This week Pacific Crest securities analyst Brad Erickson published a research note raising some concerns about demand for Tesla vehicles as we head into the final three months of 2016.
Demand is a hot-button issue for Tesla because for years CEO Elon Musk and his team have insisted that the automaker isn’t “demand constrained,” but rather is “production constrained.”
The issue isn’t that not enough people want a Tesla; it’s that Tesla can’t currently build enough vehicles to serve demand and doesn’t want to force buyers to wait. On several occasions, Musk has even said that Tesla has intentionally held back on stoking demand to avoid overstressing its manufacturing operations.
The demand question seemed to have been put to rest for good when after the reveal of the Model 3 mass-market vehicle in March, Tesla racked up 375,000 advance deposits for the car, at $1,000 a pop.
But analysts continue to fret over the demand environment for Tesla. For his part, Erickson isn’t really a Tesla bull or bear; he makes a $190-per-share case as the most realistic, but accounts for a $400 bull case and a $120 bear case. The stock is now trading slightly above $200.
Erickson is concerned about demand, however. The “quality of incremental Model S demand gives us pause,” he wrote, adding that “Tesla is tracking to the low end of its previously stated delivery target of 80,000-90,000 for 2016, it is using various discounting mechanisms to do so, which is cause for worry.”
Tesla sells its cars for pretty high prices — more than $100,000 on average — so the company has room to discount and still hold a good margin (even though it doesn’t show a quarterly profit because it’s investing so heavily in the company right now).
But Erickson makes another point that contrasts with what Tesla says it’s been doing with cheaper versions of the Model S sedan.
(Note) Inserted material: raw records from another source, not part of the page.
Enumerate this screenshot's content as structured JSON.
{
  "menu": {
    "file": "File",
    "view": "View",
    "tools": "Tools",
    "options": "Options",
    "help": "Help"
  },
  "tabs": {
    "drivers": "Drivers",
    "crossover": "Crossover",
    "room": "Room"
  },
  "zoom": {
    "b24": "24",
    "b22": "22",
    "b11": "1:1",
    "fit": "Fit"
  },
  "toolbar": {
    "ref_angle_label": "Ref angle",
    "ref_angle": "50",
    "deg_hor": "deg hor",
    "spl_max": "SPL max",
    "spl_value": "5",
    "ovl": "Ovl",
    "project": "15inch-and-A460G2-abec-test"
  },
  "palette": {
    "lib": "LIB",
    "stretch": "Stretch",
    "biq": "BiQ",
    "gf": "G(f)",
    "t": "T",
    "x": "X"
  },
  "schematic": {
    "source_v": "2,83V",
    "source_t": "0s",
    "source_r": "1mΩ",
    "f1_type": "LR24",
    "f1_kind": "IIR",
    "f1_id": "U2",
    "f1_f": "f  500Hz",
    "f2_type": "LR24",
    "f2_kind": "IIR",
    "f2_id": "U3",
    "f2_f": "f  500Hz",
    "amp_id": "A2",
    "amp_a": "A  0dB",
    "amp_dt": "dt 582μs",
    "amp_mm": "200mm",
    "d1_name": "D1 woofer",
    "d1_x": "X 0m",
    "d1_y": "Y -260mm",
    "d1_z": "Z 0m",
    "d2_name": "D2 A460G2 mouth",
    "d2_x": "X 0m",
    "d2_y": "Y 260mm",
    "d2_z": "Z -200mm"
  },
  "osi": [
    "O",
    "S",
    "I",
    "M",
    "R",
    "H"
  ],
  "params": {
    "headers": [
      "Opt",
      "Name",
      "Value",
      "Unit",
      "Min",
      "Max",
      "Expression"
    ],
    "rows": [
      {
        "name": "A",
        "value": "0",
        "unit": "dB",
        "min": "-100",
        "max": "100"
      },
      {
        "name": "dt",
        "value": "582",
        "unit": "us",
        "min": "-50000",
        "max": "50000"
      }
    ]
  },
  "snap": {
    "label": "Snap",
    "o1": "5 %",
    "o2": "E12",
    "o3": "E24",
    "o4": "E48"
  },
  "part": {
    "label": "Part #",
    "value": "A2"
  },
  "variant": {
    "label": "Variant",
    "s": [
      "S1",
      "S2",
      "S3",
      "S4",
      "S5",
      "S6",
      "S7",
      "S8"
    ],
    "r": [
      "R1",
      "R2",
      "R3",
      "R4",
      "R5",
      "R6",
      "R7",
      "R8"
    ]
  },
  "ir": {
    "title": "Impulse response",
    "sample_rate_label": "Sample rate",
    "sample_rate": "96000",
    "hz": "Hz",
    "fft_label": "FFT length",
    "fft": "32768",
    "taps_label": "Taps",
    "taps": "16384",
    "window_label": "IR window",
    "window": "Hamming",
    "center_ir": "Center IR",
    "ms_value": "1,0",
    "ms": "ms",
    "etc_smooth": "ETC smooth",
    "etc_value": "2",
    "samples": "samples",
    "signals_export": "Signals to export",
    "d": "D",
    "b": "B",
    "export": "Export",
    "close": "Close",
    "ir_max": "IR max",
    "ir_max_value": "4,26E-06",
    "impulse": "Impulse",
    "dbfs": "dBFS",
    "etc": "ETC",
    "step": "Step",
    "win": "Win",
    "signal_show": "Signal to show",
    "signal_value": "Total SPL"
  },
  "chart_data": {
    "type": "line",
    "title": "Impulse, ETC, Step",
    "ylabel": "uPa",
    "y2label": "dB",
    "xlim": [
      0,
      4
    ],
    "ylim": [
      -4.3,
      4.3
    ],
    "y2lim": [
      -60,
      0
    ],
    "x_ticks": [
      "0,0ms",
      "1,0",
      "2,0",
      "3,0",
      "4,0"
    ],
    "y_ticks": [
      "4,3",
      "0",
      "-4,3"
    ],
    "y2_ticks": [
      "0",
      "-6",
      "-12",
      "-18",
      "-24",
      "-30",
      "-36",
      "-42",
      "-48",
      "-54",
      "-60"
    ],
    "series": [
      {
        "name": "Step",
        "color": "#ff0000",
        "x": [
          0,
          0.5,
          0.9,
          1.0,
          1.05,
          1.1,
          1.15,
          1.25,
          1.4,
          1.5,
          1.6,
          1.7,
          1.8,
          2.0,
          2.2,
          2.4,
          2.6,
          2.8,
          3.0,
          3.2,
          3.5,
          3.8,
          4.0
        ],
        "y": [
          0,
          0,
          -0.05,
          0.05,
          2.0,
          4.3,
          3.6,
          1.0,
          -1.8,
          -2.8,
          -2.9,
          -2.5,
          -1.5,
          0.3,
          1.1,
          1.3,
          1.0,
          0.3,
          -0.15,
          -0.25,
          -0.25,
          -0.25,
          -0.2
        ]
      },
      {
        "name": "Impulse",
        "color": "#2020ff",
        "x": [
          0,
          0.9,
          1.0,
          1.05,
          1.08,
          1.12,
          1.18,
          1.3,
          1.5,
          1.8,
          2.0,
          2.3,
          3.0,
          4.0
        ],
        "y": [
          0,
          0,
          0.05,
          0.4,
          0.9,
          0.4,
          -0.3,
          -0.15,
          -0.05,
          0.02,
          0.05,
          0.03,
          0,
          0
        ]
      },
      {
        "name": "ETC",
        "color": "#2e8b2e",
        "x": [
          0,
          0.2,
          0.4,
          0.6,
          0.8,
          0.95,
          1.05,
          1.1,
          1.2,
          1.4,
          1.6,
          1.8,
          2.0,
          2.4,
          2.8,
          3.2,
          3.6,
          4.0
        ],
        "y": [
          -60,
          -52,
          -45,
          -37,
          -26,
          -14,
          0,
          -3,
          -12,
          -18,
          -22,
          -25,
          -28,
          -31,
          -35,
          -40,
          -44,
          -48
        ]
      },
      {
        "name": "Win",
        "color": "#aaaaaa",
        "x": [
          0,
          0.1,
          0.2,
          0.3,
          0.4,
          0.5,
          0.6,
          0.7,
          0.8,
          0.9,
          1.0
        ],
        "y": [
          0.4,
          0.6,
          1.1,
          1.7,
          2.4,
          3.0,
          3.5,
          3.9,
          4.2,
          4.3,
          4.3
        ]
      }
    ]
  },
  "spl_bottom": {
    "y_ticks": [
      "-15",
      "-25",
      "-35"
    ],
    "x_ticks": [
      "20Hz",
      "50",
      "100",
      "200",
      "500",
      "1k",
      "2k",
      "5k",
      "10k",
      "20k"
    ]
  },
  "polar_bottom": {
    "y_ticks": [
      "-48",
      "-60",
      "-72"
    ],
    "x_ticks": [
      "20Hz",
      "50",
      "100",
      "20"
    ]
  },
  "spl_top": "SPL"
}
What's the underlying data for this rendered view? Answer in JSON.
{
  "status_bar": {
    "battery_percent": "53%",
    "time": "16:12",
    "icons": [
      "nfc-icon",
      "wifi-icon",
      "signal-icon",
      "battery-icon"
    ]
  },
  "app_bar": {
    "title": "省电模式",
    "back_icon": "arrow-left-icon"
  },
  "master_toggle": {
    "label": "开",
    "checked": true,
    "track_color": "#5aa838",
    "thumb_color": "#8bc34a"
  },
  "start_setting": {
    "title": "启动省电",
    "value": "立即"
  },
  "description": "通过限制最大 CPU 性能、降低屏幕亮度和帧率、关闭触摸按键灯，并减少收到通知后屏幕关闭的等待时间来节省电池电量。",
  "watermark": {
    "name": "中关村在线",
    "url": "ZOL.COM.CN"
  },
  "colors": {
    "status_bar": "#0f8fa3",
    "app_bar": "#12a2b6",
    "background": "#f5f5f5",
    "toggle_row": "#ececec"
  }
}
“[I]t appears that Tesla is pulling forward significant Model 3 demand to support Model S sales,” he wrote. “Based on our checks, we think as many as a third of current Model S orders are coming from Model 3 reservation holders opting for the newly created two-year (and less expensive) lease and, of course, the 60 kWh [battery option].”
Demand on top of demand
Tesla told me when it brought out the cheaper Model S earlier this year that it actually wasn’t aiming to sell an S to anyone who didn’t want to wait for their 3. Instead, Tesla saw an uptick in interest in the Model S after the Model 3 unveiling, but also heard that potential buyers were interested in a less expensive S. So Tesla started selling the 60 kWh version of the Model S, which is in fact a 75 kWh vehicle that’s limited by software at 60 kWh pricing.
But even if Erickson is onto something and Model 3 reservation holders are going for a least costly Model S, then that’s sort of demand on top of demand for Tesla. A customer gives you $1,000 to hold a 3, and while they’re waiting, goes ahead and pulls the trigger on a $66,000 Model S.
Perhaps the assumption is that those 3 reservation holders cancel, but Tesla probably expects that to happen anyway, to a degree. Better that they buy a Tesla now, then, rather than purchasing something else — like a gas-powered luxury car!
Tesla can’t have infinite demand for its existing vehicles. At some point, it will tap out and have to introduce new models, which it’s doing, or wait around for trade-ins to get owners into a newer car and satisfy fresh demand for pre-owned vehicles.
But for now, as Tesla head towards its best-ever year for sales, it doesn’t appear that it yet has any major demand concerns.